Two, any Sicilian can tell you that the absolute best thing to do in the face of leftover risotto is to roll it up and make arancini. Sooooo, the way to proceed seemed clear.

[ *Which, okay yes, does make me feel like a character in the Portlandia pickling sketch, but whatever......

......'Oh, fiddleheads and three leftover green beans? I CAN PICKLE THAT!' ]

The first thing I was really keen to try was Quick-Pickled Fiddlehead Fern Tops. These are a quick pickle primarily for two reasons: I only had a handful left, and one small jar didn't seem a large enough batch to justify a water bath, canning tongs, and the traditional pickling method.  

So, I opted to quickly blanch these little guys (along with, yes, some leftover raw green beans that had been haunting my crisper drawer) until just tender, then cover them in a vinegary, sweet brine along with bay leaves, mustard seeds, peppercorns and a whole clove of garlic.

These will keep for about a week in the fridge in a tightly lidded container, far less time than if they'd been traditionally pickled. But there are so few of them--and I'm hoping they'll be addictively delicious and we'll inhale them immediately--that it won't be an issue in the slightest.

Mmmmmmmm. Crispy and briney. Your amounts may vary, depending on whether you're working with a full-sized batch of fiddleheads or just a few strays like I was, but either way you can't go wrong with this basic recipe from Serious Eats.

My second idea actually took place two nights ago, when I repurposed the unused portion of our risotto to make arancini, or Sicilian-style rice balls. With their creamy centers and golden crisp outsides (thanks to a showering of bread crumbs and a generous helping of olive oil), these are basically reason enough to keep making risotto, just to have enough to make arancini the next day. These are in essence some very down-home, Southern Italian-style county fair food (deep-fried mac & cheese on a stick? Please, this is mac-on-a-stick's great grandmother from the Old Country); they are little round, golden brown missiles of love. 

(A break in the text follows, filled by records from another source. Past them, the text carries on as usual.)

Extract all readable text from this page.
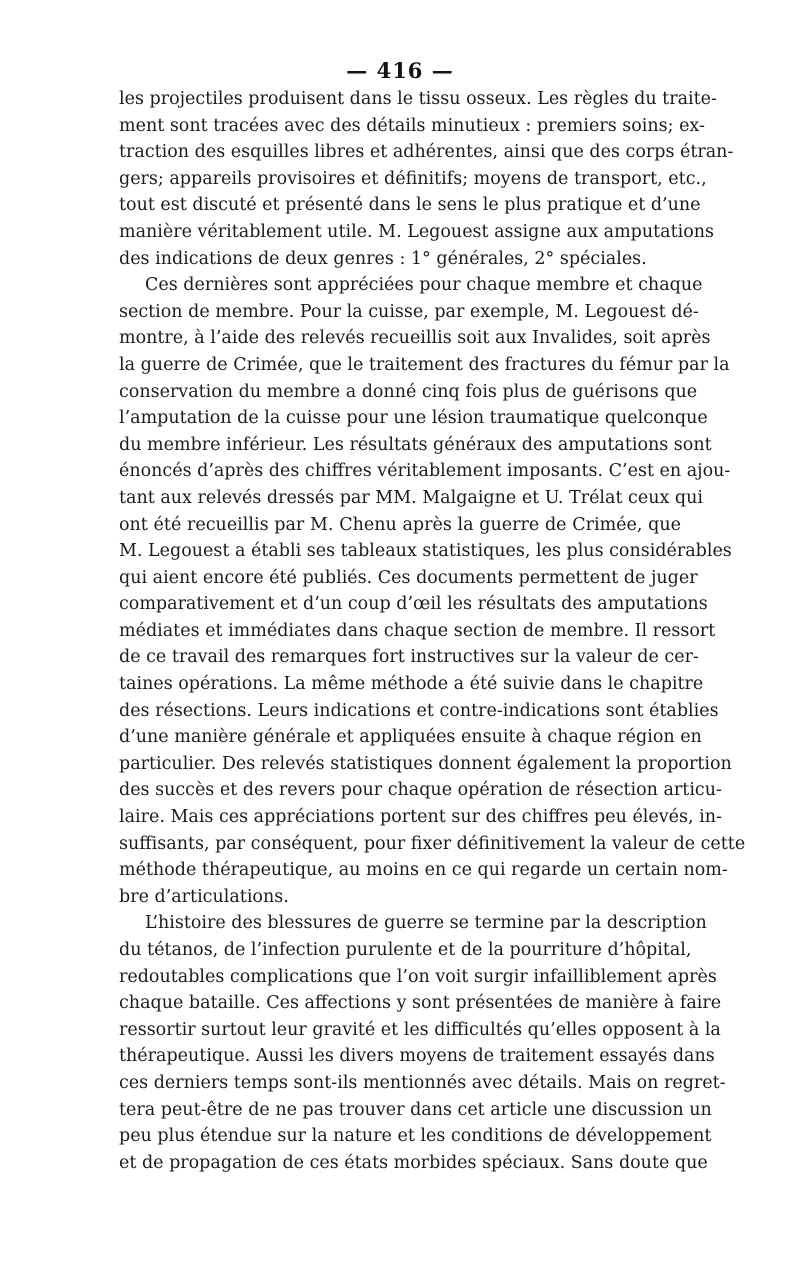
— 416 —
les projectiles produisent dans le tissu osseux. Les règles du traite-
ment sont tracées avec des détails minutieux : premiers soins; ex-
traction des esquilles libres et adhérentes, ainsi que des corps étran-
gers; appareils provisoires et définitifs; moyens de transport, etc.,
tout est discuté et présenté dans le sens le plus pratique et d’une
manière véritablement utile. M. Legouest assigne aux amputations
des indications de deux genres : 1° générales, 2° spéciales.
Ces dernières sont appréciées pour chaque membre et chaque
section de membre. Pour la cuisse, par exemple, M. Legouest dé-
montre, à l’aide des relevés recueillis soit aux Invalides, soit après
la guerre de Crimée, que le traitement des fractures du fémur par la
conservation du membre a donné cinq fois plus de guérisons que
l’amputation de la cuisse pour une lésion traumatique quelconque
du membre inférieur. Les résultats généraux des amputations sont
énoncés d’après des chiffres véritablement imposants. C’est en ajou-
tant aux relevés dressés par MM. Malgaigne et U. Trélat ceux qui
ont été recueillis par M. Chenu après la guerre de Crimée, que
M. Legouest a établi ses tableaux statistiques, les plus considérables
qui aient encore été publiés. Ces documents permettent de juger
comparativement et d’un coup d’œil les résultats des amputations
médiates et immédiates dans chaque section de membre. Il ressort
de ce travail des remarques fort instructives sur la valeur de cer-
taines opérations. La même méthode a été suivie dans le chapitre
des résections. Leurs indications et contre-indications sont établies
d’une manière générale et appliquées ensuite à chaque région en
particulier. Des relevés statistiques donnent également la proportion
des succès et des revers pour chaque opération de résection articu-
laire. Mais ces appréciations portent sur des chiffres peu élevés, in-
suffisants, par conséquent, pour fixer définitivement la valeur de cette
méthode thérapeutique, au moins en ce qui regarde un certain nom-
bre d’articulations.
L’histoire des blessures de guerre se termine par la description
du tétanos, de l’infection purulente et de la pourriture d’hôpital,
redoutables complications que l’on voit surgir infailliblement après
chaque bataille. Ces affections y sont présentées de manière à faire
ressortir surtout leur gravité et les difficultés qu’elles opposent à la
thérapeutique. Aussi les divers moyens de traitement essayés dans
ces derniers temps sont-ils mentionnés avec détails. Mais on regret-
tera peut-être de ne pas trouver dans cet article une discussion un
peu plus étendue sur la nature et les conditions de développement
et de propagation de ces états morbides spéciaux. Sans doute que
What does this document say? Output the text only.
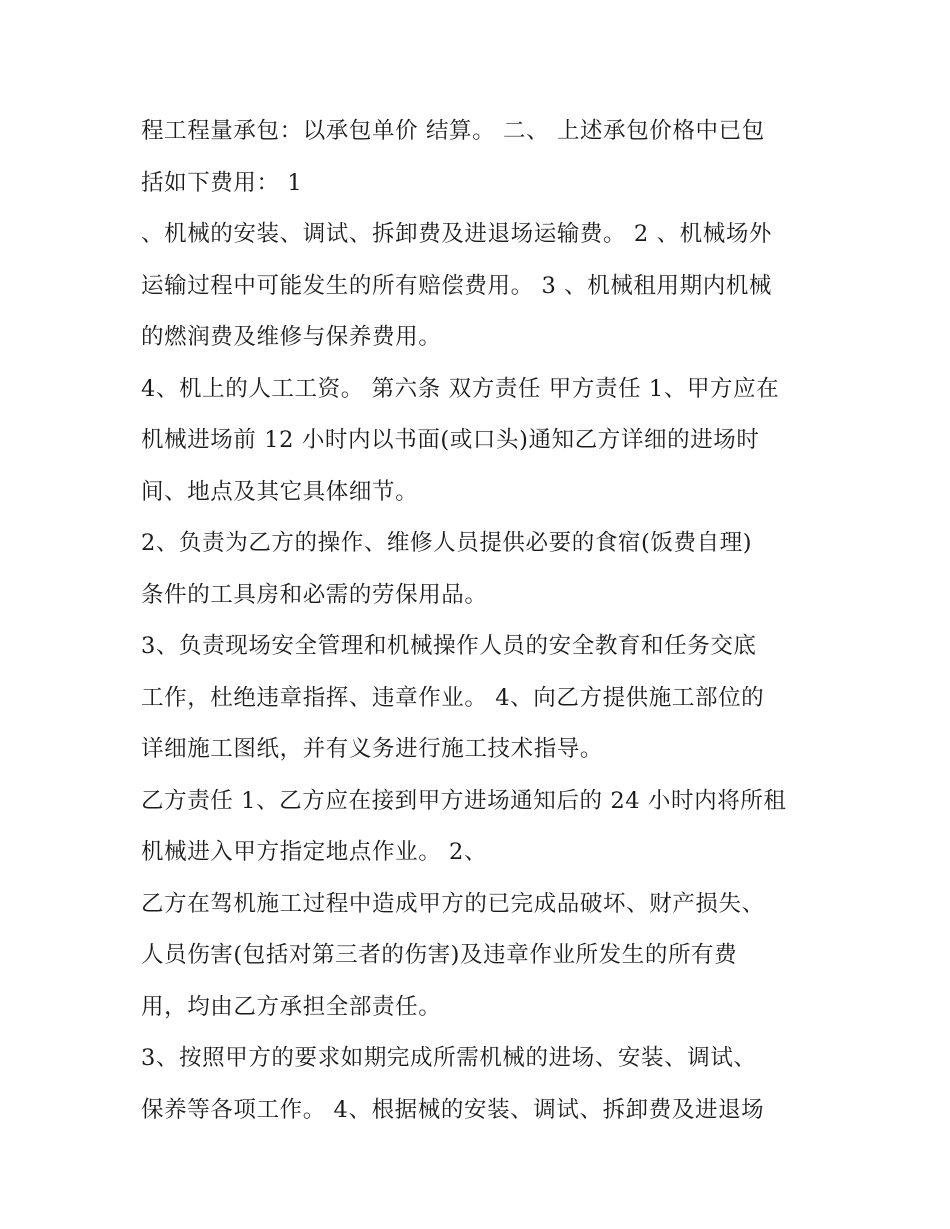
程工程量承包：以承包单价 结算。 二、 上述承包价格中已包
括如下费用： 1
、机械的安装、调试、拆卸费及进退场运输费。 2 、机械场外
运输过程中可能发生的所有赔偿费用。 3 、机械租用期内机械
的燃润费及维修与保养费用。
4、机上的人工工资。 第六条 双方责任 甲方责任 1、甲方应在
机械进场前 12 小时内以书面(或口头)通知乙方详细的进场时
间、地点及其它具体细节。
2、负责为乙方的操作、维修人员提供必要的食宿(饭费自理)
条件的工具房和必需的劳保用品。
3、负责现场安全管理和机械操作人员的安全教育和任务交底
工作，杜绝违章指挥、违章作业。 4、向乙方提供施工部位的
详细施工图纸，并有义务进行施工技术指导。
乙方责任 1、乙方应在接到甲方进场通知后的 24 小时内将所租
机械进入甲方指定地点作业。 2、
乙方在驾机施工过程中造成甲方的已完成品破坏、财产损失、
人员伤害(包括对第三者的伤害)及违章作业所发生的所有费
用，均由乙方承担全部责任。
3、按照甲方的要求如期完成所需机械的进场、安装、调试、
保养等各项工作。 4、根据械的安装、调试、拆卸费及进退场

This version included chunks of kielbasa (another random refrigerator stray, left over from last weekend's trip to the farmer's market), diced into small cubes and browned briefly in a skillet, then pressed into the center of each palm-sized rice ball. The bread crumbs come from a stash of cubed bread that I keep in the freezer, frozen just before it could go stale, and intended exactly for this purpose (or for making bread pudding on demand, obviously). Just toss a few frozen cubes of bread in the blender or food processor, pulse into crumbs, and go. Why yes, yes I AM super thrifty and ingenious, thank you for noticing.

Arancini of Leftover Spring Vegetable Risotto

2 cups risotto
1 cup bread crumbs
salt & pepper
Olive oil (at least 4 tablespoons, but keep the bottle handy)
1/2 cup diced kielbasa, browned in a skillet & set aside to cool (optional, but awesome. 
Diced pancetta would be an even better substitution here)

Divide risotto into approximately 6 portions. Form a loose ball in your palm with each portion, pressing some of the kielbasa or pancetta down into the center of each, then close the ball a little more tightly around it. Each ball should be about the size of a small orange (which is where the Italian word arancini, or 'little orange', comes from in the first place), somewhere between golf ball & tennis ball-sized.

Season bread crumbs to taste with salt & pepper, toss to mix thoroughly. Gently roll each rice ball in the bread crumbs until well coated, set aside.

Cover the bottom of a skillet completely with olive oil, heat over medium high heat. Working in batches (I did two batches of three balls each), place in skillet and gently roll every few minutes until arancini are thoroughly browned. Keep the bottom of the skillet well-coated in olive oil, adding more as necessary. Remove from pan, serve immediately.